Personnellement, j’en tire profit de deux manières :

1) Facebook est une sorte de paratonnerre qui attire à lui les fonctions de surveillance autrefois dévolues aux voisins malveillants et jaloux, aux flics ou aux indics, taupes et autres mouchards. Facebook vous surveille et, surtout, vous comptabilise, mais sans vous emmerder puisqu’il suffit, si on ne veut pas qu’il le fasse, de ne pas s’y inscrire. L’œil de Sauron, à défaut de celui de Moscou, est tellement fixé sur lui qu’il ne voit plus rien d’autre. Il n’a même plus besoin de vous chercher puisque vous vous placez de vous-mêmes sous son bienveillant regard.

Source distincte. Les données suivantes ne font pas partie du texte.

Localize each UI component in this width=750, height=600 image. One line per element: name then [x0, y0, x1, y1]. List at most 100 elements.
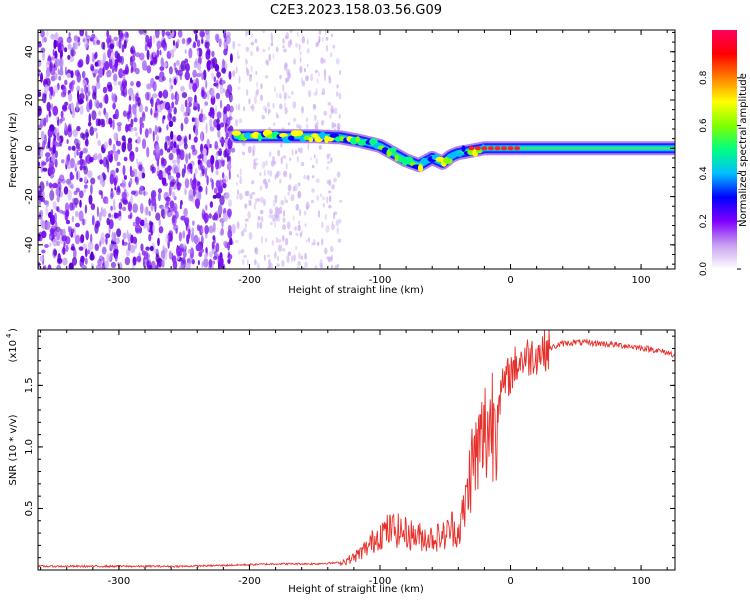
heatmap-faint-cell	[324, 247, 328, 255]
heatmap-faint-cell	[256, 81, 259, 88]
heatmap-noise-cell	[129, 177, 133, 185]
heatmap-noise-cell	[113, 132, 119, 141]
heatmap-noise-cell	[216, 180, 221, 190]
heatmap-noise-cell	[113, 73, 118, 82]
heatmap-faint-cell	[268, 178, 271, 183]
heatmap-noise-cell	[213, 187, 218, 194]
heatmap-noise-cell	[219, 195, 225, 206]
heatmap-noise-cell	[223, 175, 228, 184]
heatmap-faint-cell	[322, 202, 325, 208]
heatmap-noise-cell	[165, 196, 171, 202]
heatmap-noise-cell	[182, 230, 186, 239]
heatmap-faint-cell	[338, 218, 342, 224]
heatmap-faint-cell	[320, 265, 324, 269]
heatmap-noise-cell	[47, 128, 53, 138]
heatmap-noise-cell	[58, 76, 62, 81]
heatmap-faint-cell	[301, 35, 305, 44]
heatmap-faint-cell	[276, 92, 278, 99]
heatmap-noise-cell	[51, 103, 54, 111]
heatmap-noise-cell	[166, 209, 172, 218]
heatmap-faint-cell	[335, 91, 339, 97]
heatmap-noise-cell	[164, 141, 168, 151]
heatmap-faint-cell	[264, 160, 269, 167]
heatmap-noise-cell	[204, 225, 209, 235]
heatmap-noise-cell	[79, 177, 83, 182]
heatmap-noise-cell	[52, 105, 59, 116]
heatmap-faint-cell	[237, 174, 239, 178]
heatmap-noise-cell	[190, 169, 193, 175]
snr-y-tick-label: 1.0	[24, 439, 35, 455]
heatmap-noise-cell	[107, 87, 113, 92]
heatmap-noise-cell	[215, 79, 219, 89]
heatmap-faint-cell	[298, 220, 300, 225]
heatmap-noise-cell	[121, 179, 127, 189]
heatmap-noise-cell	[57, 258, 63, 265]
heatmap-faint-cell	[304, 223, 307, 227]
heatmap-faint-cell	[295, 150, 298, 155]
heatmap-noise-cell	[172, 215, 176, 224]
heatmap-noise-cell	[181, 257, 186, 264]
heatmap-ridge-cell	[295, 130, 304, 137]
heatmap-faint-cell	[268, 214, 273, 219]
heatmap-noise-cell	[168, 146, 173, 151]
heatmap-noise-cell	[115, 237, 120, 244]
heatmap-noise-cell	[61, 234, 67, 242]
heatmap-faint-cell	[246, 259, 249, 266]
heatmap-noise-cell	[158, 90, 163, 99]
heatmap-noise-cell	[195, 127, 199, 136]
heatmap-noise-cell	[122, 69, 128, 75]
heatmap-faint-cell	[280, 143, 283, 148]
heatmap-noise-cell	[193, 41, 196, 48]
snr-x-axis-label: Height of straight line (km)	[288, 584, 424, 595]
heatmap-noise-cell	[226, 152, 230, 163]
heatmap-faint-cell	[289, 172, 292, 180]
heatmap-faint-cell	[291, 149, 294, 156]
heatmap-noise-cell	[209, 201, 214, 208]
heatmap-noise-cell	[121, 79, 128, 89]
heatmap-noise-cell	[113, 198, 116, 209]
heatmap-noise-cell	[40, 30, 45, 38]
heatmap-faint-cell	[256, 262, 260, 269]
heatmap-faint-cell	[285, 237, 289, 246]
heatmap-faint-cell	[311, 175, 315, 179]
heatmap-noise-cell	[123, 40, 127, 49]
heatmap-faint-cell	[287, 122, 291, 126]
heatmap-noise-cell	[67, 164, 71, 170]
heatmap-noise-cell	[58, 69, 64, 76]
heatmap-noise-cell	[75, 210, 79, 218]
heatmap-faint-cell	[338, 92, 342, 100]
heatmap-faint-cell	[252, 145, 255, 153]
heatmap-faint-cell	[332, 44, 336, 49]
heatmap-noise-cell	[110, 261, 117, 269]
heatmap-noise-cell	[169, 77, 172, 83]
heatmap-faint-cell	[238, 103, 240, 111]
heatmap-faint-cell	[328, 205, 332, 209]
snr-series-line	[38, 330, 675, 569]
heatmap-noise-cell	[49, 189, 55, 201]
figure-title: C2E3.2023.158.03.56.G09	[270, 3, 442, 18]
heatmap-noise-cell	[211, 72, 214, 79]
heatmap-noise-cell	[184, 49, 187, 54]
heatmap-faint-cell	[285, 31, 289, 39]
heatmap-faint-cell	[316, 77, 319, 84]
heatmap-noise-cell	[183, 143, 188, 150]
heatmap-noise-cell	[95, 81, 101, 90]
heatmap-noise-cell	[196, 39, 201, 48]
heatmap-ridge-cell	[324, 135, 329, 144]
heatmap-faint-cell	[297, 191, 300, 198]
heatmap-y-tick-label: -20	[24, 188, 35, 204]
heatmap-faint-cell	[312, 238, 316, 246]
heatmap-noise-cell	[184, 188, 187, 196]
heatmap-noise-cell	[74, 162, 78, 168]
heatmap-faint-cell	[299, 147, 303, 154]
heatmap-faint-cell	[237, 189, 240, 196]
heatmap-noise-cell	[119, 262, 122, 268]
heatmap-noise-cell	[195, 117, 200, 129]
heatmap-noise-cell	[133, 117, 138, 123]
heatmap-noise-cell	[104, 260, 109, 269]
heatmap-noise-cell	[161, 177, 167, 186]
heatmap-noise-cell	[191, 117, 195, 122]
heatmap-noise-cell	[177, 38, 180, 45]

2) Facebook est aussi une sorte de purificateur d’air. Il nettoie votre atmosphère, retient la médiocrité, l’amalgame et la précipite (au sens chimique du mot), ce qui fait que votre blogue, votre ligne téléphonique ou votre service de messagerie électronique ne sont plus engorgés par les messages creux de vos faux amis (Yé! Wow! Berk! et autres billes de clown…). Facebook draine et avale sans discrimination les commentaires stupides, les pensées vides, les exclamations de néant, les carrés blancs sur fond blanc. Les imbéciles s’y jettent comme mouches sur papier collant. Résultat, il ne reste dans votre entourage que ce qui en vaut la peine : des amis pourvus d’un épiderme (ceux qui savent jouir comprendront…).